The narrative has Israeli intelligence reporting the quest for Reich Glory stemming from the vast, mostly unexplored Brazilian interior of Mato Grosso. Richard Camellion partners with a squad of American Green Berets to enter the jungle and destroy the Nazi lab. In doing so, the author places the Death Merchant in precarious situations fighting a cannibal tribe for weeks. In fact, nearly every chapter of this installment features Camellion and his allies fighting tribal enemies – like wave after wave of tribal enemies. This is really fun for a few chapters, then becomes an endless game of Duck Hunt as Camellion mows down the baddies.
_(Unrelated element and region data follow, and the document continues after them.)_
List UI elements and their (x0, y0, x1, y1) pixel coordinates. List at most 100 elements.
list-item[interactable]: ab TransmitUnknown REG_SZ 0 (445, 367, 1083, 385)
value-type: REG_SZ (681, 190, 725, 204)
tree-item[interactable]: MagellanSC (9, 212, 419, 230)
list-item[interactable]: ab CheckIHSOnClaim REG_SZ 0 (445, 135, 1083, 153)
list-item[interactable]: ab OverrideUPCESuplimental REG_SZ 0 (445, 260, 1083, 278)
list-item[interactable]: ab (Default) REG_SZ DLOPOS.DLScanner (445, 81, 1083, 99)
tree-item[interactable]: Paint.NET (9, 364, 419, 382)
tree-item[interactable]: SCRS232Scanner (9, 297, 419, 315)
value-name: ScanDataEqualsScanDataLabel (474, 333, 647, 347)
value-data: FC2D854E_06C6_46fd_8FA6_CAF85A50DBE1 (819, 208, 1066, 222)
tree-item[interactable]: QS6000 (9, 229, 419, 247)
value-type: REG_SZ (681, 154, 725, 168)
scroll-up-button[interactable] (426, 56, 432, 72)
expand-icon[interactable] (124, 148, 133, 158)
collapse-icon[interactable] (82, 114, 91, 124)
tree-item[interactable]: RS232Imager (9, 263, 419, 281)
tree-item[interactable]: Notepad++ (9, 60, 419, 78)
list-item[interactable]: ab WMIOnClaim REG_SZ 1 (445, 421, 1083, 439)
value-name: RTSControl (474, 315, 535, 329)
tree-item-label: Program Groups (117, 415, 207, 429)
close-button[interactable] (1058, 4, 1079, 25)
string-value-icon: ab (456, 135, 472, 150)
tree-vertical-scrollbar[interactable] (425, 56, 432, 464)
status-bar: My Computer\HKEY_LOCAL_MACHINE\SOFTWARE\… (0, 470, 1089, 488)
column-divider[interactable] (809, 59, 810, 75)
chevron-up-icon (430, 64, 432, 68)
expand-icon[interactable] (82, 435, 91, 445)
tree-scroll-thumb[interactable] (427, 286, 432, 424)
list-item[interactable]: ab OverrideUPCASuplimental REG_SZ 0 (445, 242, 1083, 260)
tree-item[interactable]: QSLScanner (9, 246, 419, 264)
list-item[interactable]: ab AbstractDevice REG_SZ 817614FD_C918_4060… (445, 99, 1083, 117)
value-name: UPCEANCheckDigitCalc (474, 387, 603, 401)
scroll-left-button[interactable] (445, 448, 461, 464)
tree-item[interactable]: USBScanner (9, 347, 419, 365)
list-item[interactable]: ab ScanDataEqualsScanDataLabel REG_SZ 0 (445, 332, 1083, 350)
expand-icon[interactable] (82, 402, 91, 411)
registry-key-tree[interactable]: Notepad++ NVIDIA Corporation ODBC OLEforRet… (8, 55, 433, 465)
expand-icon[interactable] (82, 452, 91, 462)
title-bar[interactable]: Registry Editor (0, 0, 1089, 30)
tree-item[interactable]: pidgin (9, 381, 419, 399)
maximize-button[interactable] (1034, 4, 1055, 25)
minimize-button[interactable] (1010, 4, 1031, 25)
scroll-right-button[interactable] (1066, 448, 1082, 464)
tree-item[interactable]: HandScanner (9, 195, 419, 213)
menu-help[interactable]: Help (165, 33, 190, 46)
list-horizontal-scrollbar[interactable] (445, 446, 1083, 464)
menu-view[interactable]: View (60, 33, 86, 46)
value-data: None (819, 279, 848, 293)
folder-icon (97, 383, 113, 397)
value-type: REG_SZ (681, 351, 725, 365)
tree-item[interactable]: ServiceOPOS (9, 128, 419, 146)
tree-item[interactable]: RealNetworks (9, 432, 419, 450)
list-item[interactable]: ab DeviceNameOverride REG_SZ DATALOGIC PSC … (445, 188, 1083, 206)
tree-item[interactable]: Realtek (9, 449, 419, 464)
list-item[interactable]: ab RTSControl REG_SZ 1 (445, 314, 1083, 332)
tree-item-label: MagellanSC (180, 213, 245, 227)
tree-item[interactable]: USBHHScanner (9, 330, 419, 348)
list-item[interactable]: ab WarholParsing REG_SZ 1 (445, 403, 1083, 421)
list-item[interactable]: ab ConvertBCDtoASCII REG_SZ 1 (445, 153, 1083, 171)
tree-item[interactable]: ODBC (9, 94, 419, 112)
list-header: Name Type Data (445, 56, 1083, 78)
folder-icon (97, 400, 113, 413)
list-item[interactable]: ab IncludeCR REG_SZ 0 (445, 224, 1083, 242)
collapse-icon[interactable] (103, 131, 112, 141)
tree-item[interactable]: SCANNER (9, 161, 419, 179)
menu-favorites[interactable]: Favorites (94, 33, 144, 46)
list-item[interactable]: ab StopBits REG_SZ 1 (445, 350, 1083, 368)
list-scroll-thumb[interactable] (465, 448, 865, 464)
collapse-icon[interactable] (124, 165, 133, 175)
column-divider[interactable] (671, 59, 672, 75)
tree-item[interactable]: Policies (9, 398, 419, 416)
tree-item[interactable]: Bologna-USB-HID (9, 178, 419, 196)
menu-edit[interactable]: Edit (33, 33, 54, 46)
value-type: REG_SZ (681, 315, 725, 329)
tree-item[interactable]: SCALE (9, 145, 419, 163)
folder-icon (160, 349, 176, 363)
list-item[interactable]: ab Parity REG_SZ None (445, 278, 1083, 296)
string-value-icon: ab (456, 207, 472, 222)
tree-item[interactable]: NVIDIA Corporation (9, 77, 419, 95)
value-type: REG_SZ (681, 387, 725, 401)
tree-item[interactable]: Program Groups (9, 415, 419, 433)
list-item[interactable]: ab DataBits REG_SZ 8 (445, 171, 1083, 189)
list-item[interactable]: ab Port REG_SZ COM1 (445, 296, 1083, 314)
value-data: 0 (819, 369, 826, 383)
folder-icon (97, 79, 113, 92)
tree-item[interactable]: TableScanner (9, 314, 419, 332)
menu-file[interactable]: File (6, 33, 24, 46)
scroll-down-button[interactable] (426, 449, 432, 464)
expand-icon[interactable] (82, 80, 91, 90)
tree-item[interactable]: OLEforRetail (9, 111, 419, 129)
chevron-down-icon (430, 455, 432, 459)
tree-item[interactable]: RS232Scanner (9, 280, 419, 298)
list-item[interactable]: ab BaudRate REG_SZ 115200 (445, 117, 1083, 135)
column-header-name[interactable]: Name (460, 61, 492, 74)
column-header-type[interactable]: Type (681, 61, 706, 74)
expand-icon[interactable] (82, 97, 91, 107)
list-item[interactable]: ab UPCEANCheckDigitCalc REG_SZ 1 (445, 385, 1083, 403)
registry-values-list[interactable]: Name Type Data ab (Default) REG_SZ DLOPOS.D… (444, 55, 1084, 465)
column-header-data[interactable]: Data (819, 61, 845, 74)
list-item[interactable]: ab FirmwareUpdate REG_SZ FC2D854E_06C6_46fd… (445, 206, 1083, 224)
The Mato Grosso Horror is a fun, action-packed novel that features a weak enemy simply being assaulted and killed by the Death Merchant. If that's your thing, then by all means you'll absolutely love this early series installment. I'm complacent enough to enjoy a mass slaughter twice a year and this adventure surely delivers the blood 'n guts one would expect from a long-running kill 'em all series like this one. Death Merchant wins...again.